A jibakwe (ghost supper) is another way Nishnabé show ancestral reverence, usually a year after the individual’s passing, but this ceremony can also occur as part of the funeral or memorial service. Regardless of time of year, sharing dinner together serves as the central focus.
“Maybe they loved liver and onions, so they’d prepare liver and onions as part of that meal. And as part of that ceremony, a lot of times people will make a spirit plate,” Neely said.
Many Nishnabé communities use a jibakwe to recognize those who take on the duties of the individual who passed away.
“As part of a jibakwe, or ghost supper, they can have a seat prepared where the person would have been if they were alive. They might even put a dish there and a blanket,” he said. “Sometimes people will … invite that person to take on that role in their family as their mother or their grandmother. They’ll give them gifts and let them stand in, if you will, for that person, both in that moment but also maybe further on.”
Being mindful of directions is another tradition incorporated by many. For example, entering and leaving from different doors.
“They say that so the spirit doesn’t follow you back in,” he added.

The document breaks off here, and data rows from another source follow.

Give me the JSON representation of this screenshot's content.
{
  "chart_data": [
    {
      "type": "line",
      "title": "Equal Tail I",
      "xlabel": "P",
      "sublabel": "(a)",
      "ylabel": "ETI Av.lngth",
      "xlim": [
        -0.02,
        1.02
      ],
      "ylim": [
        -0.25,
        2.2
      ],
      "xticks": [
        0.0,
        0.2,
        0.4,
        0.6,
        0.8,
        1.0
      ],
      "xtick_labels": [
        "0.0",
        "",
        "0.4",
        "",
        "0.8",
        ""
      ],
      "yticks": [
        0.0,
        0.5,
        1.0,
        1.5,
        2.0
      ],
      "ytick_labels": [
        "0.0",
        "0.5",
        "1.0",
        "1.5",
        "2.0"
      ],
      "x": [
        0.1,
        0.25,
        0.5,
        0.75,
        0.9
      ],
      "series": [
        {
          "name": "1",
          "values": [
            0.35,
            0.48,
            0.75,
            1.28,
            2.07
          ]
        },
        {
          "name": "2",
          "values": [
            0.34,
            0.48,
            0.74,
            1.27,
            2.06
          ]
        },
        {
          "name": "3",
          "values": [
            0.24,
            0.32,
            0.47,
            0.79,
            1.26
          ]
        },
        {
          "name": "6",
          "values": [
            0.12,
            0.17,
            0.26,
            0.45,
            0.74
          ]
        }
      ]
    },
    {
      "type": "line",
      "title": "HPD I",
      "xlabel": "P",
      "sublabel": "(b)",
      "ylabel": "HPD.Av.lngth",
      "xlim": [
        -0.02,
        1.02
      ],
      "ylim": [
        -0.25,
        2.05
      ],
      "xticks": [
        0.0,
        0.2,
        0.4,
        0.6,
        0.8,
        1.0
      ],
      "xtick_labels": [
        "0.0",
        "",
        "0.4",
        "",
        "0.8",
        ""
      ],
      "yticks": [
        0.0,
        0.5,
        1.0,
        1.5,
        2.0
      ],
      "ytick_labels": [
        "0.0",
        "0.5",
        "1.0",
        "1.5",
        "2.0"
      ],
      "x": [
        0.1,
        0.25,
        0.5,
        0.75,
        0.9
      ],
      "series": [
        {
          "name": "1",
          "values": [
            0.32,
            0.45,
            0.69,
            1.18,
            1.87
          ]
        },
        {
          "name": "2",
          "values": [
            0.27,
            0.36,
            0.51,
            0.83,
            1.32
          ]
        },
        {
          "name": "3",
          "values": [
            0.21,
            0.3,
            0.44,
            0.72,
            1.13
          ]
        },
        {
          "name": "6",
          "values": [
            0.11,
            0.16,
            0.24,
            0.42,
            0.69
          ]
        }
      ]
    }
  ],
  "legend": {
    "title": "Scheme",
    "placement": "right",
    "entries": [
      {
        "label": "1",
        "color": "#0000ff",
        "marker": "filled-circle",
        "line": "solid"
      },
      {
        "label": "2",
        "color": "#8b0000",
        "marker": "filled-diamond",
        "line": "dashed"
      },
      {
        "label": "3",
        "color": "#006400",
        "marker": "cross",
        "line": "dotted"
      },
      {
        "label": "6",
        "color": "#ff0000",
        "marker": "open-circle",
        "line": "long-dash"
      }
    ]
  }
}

One Potawatomi word for ancestor — yankobjegen — translates to “tying together” and helps symbolize the deeply rooted respect Nishnabé hold for the wisdom, direction and sacrifices of the generations that came before that allow the Potawatomi to thrive today.
“Because you’re tying people together across the generations, and even the way we live our lives, everything we do, every big decision we make, we think about how it’s going to affect the next seven generations but also how it’s going to honor and respect the seven previous generations,” Neely said. “It shows that it isn’t as simple as the here and now. You have to think about the past and remember the past while moving forward at the same time.”